More than 50 students have come through her program, sitting in Wednesday night classes sipping custom herbal tea and making up their own censored names for her formulas. She works with menopause, urinary tract infections, irritable bowel syndrome, warts, hemorrhoids and the common virus with practical herbal science and just the right amount of ethereal magic that seems to trickle out of her orange braids and leave a trail like tiny feathers wherever she treads.

These days Melanie’s home nest is a converted school bus, complete with kitchen, bathroom, spice rack full of tinctures and a tiny woodstove barely big enough for two hummingbird families to nest in. Her shop is bigger than ever, 1,000 square feet that includes shop, lab and office, with each and every crevice filled. Every six months there is a new batch of apprentices. Like those who came before, they stand on the step stool, pulling down mason jars of sloshing dark green tincture, praying this is not the moment when the bookshelf crammed with jars containing liquid worth thousands of dollars comes crashing down. They brew sweet, spicy chai by the gallon and mix up teas with names like “Passion,” “Rejuvenation” and “Mother to Be.” All the while Melanie buzzes around, navigating the small space wielding turkey baster and graduated cylinder (tools of the trade) while muttering about new herbal formulas. Never doing less than five things at once, she whirs, buzzes and flaps until she’s sent herself into a tailspin, prompting the apprentices to suggest a nectar break.

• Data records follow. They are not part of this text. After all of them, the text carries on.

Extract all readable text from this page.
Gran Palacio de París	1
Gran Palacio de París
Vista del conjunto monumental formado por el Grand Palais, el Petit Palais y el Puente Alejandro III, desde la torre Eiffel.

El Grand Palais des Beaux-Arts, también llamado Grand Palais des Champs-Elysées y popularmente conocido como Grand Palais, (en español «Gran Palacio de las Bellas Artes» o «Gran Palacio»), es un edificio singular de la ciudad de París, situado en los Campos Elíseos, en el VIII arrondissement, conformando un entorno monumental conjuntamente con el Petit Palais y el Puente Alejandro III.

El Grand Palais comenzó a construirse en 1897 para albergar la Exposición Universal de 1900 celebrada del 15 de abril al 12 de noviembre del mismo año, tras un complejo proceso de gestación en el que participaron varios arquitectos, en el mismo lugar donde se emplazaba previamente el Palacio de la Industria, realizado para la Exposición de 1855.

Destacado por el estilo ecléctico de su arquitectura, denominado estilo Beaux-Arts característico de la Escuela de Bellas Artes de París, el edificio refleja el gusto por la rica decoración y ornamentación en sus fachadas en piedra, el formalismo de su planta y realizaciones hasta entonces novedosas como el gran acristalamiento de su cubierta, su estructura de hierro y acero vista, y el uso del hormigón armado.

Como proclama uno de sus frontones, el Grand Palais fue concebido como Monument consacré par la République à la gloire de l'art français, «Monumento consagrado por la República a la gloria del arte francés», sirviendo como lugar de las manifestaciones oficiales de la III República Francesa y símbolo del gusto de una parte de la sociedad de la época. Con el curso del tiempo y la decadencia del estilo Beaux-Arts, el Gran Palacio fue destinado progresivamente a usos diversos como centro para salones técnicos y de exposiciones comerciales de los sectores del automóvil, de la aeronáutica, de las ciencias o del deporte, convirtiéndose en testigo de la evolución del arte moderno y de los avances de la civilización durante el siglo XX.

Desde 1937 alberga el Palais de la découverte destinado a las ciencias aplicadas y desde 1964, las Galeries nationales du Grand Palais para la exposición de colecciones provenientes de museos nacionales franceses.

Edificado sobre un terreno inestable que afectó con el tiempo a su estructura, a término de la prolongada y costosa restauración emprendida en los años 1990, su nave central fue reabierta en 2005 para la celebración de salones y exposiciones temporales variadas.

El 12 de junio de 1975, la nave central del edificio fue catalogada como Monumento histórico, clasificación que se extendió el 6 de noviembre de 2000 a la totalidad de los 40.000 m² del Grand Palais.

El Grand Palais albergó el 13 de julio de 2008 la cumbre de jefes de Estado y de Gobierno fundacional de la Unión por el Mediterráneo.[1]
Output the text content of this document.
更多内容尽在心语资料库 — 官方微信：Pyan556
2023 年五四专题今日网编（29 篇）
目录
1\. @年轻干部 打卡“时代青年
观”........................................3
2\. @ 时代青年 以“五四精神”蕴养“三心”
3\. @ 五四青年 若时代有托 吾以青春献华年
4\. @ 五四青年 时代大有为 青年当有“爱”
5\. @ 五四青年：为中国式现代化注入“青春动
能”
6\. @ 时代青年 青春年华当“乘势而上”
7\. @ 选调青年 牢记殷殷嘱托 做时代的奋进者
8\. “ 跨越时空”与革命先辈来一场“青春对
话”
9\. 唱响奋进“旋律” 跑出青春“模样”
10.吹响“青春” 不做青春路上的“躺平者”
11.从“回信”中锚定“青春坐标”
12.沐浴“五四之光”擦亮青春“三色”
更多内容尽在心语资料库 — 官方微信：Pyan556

In summers, Melanie often migrates north, gathering plants, trading with other herbalists and sometimes taking a break to simply enjoy wild lands and the plants that grace them. This is, after all, what brought her to herbalism in the first place. After reading Clan of the Cave Bear at age 16 and becoming inspired by the references to wild plants, Melanie bought several herb books and began foraging through open space adjacent to her home near Denver. While other teens were partying and flirting, she was making dandelion cookies and onion cough syrup for her family. She continued to experiment with herbs after leaving home, and at the summer Rainbow Gathering in 1995 she had the opportunity to work in the CALM (Center for Alternative Living Medicine) tent. Having just finished herb school in New York and armed with an apothecary of herbal medicine, Melanie worked with about 500 people over eight days. And after eight years of learning, making and using herbal medicine, it was this experience that propelled her to open Hummingbird Herbals.

That was seven years ago. Melanie is pretty pleased with the way things turned out. She pulls on her lower lip and thinks about life for a moment, “It was either herbalism or learning to sing opera in Greeley.”